Résumé
À l’heure du bilan de l’année 2022, force est de constater qu’elle fut d’une richesse rare en termes d’actualités juridiques, et il apparaît difficile d’en détacher les éléments les plus marquants. D’un côté, des évènements bouleversants et – nous l’espérions – fulgurants semblent progressivement s’inscrire dans une nouvelle forme de normalité. Ainsi de l’invasion de l’Ukraine par la Russie. De l’autre côté, des évènements que l’on pensait relativement éloignés de nos préoccupations européennes, finissent pourtant par éclabousser nos démocraties. Ainsi du « Qatargate », qui révèle un système de corruption tentaculaire, s’étendant jusqu’aux membres du Parlement européen.
Bien sûr, comme souvent, de tels chocs peuvent permettre d’impulser un sursaut, et d’éveiller soudain les consciences. À peine remis de l’onde de choc causée par la remise en question du droit à l’avortement aux États-Unis, c’est au tour des femmes iraniennes de se soulever pour la défense de leurs libertés, au péril de leur vie. Ces évènements posent la question de la protection de ces acquis fondamentaux par le droit. En France, la réponse fut celle de l’inscription du droit à l’avortement dans la Constitution[1]. Mais les outils juridiques permettant de garantir le respect des droits individuels à toutes les échelles sont d’une grande variété.
C’est cette variété que nous avons interrogé à l’occasion de la conférence de rentrée, portant sur « L’urgence et le droit », organisée début septembre par la Revue juridique des étudiants de la Sorbonne. Ce fut l’occasion d’échanger entre jeunes chercheurs sur les outils juridiques prévus par les différentes branches du droit et leur adaptabilité face à l’urgence d’enjeux aussi bien nationaux que mondiaux. Bien que les retranscriptions ne se trouvent pas dans ce numéro – il faudra pour cela attendre notre prochaine publication -, les contributions faites par nos auteurs ce semestre donnent quelques pistes en lien avec ce sujet, et mettent en lumière la flexibilité des mécanismes juridiques, qui trouvent des applications variées et parfois imprévues.
Ainsi, Anastasios Lafaras aborde l’opportunité de mettre un mode de règlement des différends privé – l’arbitrage commercial – au service de l’intérêt général, notamment lorsque des impératifs d’efficacité le commandent.
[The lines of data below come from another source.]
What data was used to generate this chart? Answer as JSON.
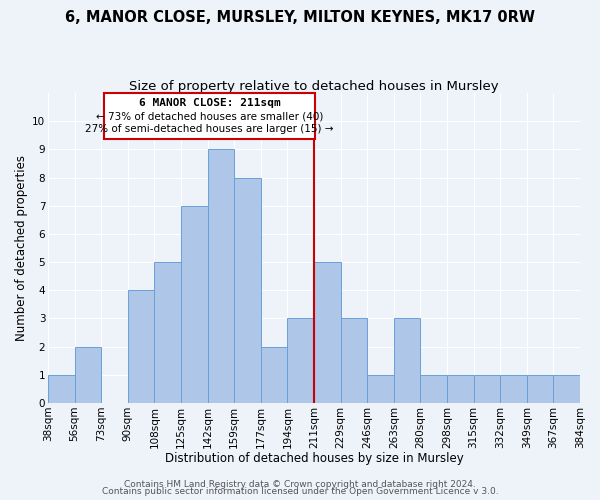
{
  "title": "6, MANOR CLOSE, MURSLEY, MILTON KEYNES, MK17 0RW",
  "subtitle": "Size of property relative to detached houses in Mursley",
  "xlabel": "Distribution of detached houses by size in Mursley",
  "ylabel": "Number of detached properties",
  "bin_labels": [
    "38sqm",
    "56sqm",
    "73sqm",
    "90sqm",
    "108sqm",
    "125sqm",
    "142sqm",
    "159sqm",
    "177sqm",
    "194sqm",
    "211sqm",
    "229sqm",
    "246sqm",
    "263sqm",
    "280sqm",
    "298sqm",
    "315sqm",
    "332sqm",
    "349sqm",
    "367sqm",
    "384sqm"
  ],
  "counts": [
    1,
    2,
    0,
    4,
    5,
    7,
    9,
    8,
    2,
    3,
    5,
    3,
    1,
    3,
    1,
    1,
    1,
    1,
    1,
    1
  ],
  "bar_color": "#aec6e8",
  "bar_edge_color": "#6a9fd8",
  "reference_line_x": 10,
  "reference_line_color": "#cc0000",
  "annotation_title": "6 MANOR CLOSE: 211sqm",
  "annotation_line1": "← 73% of detached houses are smaller (40)",
  "annotation_line2": "27% of semi-detached houses are larger (15) →",
  "annotation_box_edge": "#cc0000",
  "ylim": [
    0,
    11
  ],
  "yticks": [
    0,
    1,
    2,
    3,
    4,
    5,
    6,
    7,
    8,
    9,
    10
  ],
  "footer1": "Contains HM Land Registry data © Crown copyright and database right 2024.",
  "footer2": "Contains public sector information licensed under the Open Government Licence v 3.0.",
  "background_color": "#eef2f9",
  "grid_color": "#ffffff",
  "title_fontsize": 10.5,
  "subtitle_fontsize": 9.5,
  "axis_label_fontsize": 8.5,
  "tick_fontsize": 7.5,
  "footer_fontsize": 6.5
}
C’est ainsi qu’il est désormais permis aux tribunaux arbitraux de se prononcer sur des questions relevant du droit de la concurrence (« La place de l’arbitrage dans l’indemnisation des pratiques anticoncurrentielles »). De la même manière, Clara Grudler évoque la souplesse du droit de l’Union européenne et sa perméabilité vis-à-vis du droit international, par la mise en place d’un dialogue inter-institutionnel visant à résoudre la question de la protection des biens culturels au sein du marché intérieur (« La circulation des biens culturels dans l’Union européenne entre contestation et encadrement »). À l’inverse, Andrea Valentina Dias Bolivar démontre la manière dont des instruments de pression économique permettant aux pays développés d’impulser des changements auprès d’États moins puissants peuvent faire l’objet d’usages dévoyés, et servir un objectif de coercition politique (« The U.S. unilateral coercive measures imposed in Latin America. A study based on the experience of Cuba, Nicaragua, and Venezuela »).
In fine, si la souplesse des instruments juridiques ressort de façon unanime de ces trois contributions, leur déformation apparaît comme un dangereux revers de la médaille. Il ne reste donc qu’à souhaiter pour 2023 de meilleurs usages ... Je profite de ces dernières lignes pour remercier nos trois contributrices et contributeurs, ainsi que l’ensemble des membres du comité de lecture, sans qui cette publication n’existerait pas. Je remercie enfin l’ensemble des éditeurs de la Revue pour leur travail, et vous souhaite à toutes et à tous d’excellentes fêtes de fin d’année.
Anne-Charlotte Cervello
Rédactrice en chef – Doctorante à l’École de droit de la Sorbonne
[1] Proposition de loi constitutionnelle adoptée par l’Assemblée nationale visant à protéger et à garantir le droit fondamental à l’interruption volontaire de grossesse, 24 novembre 2022.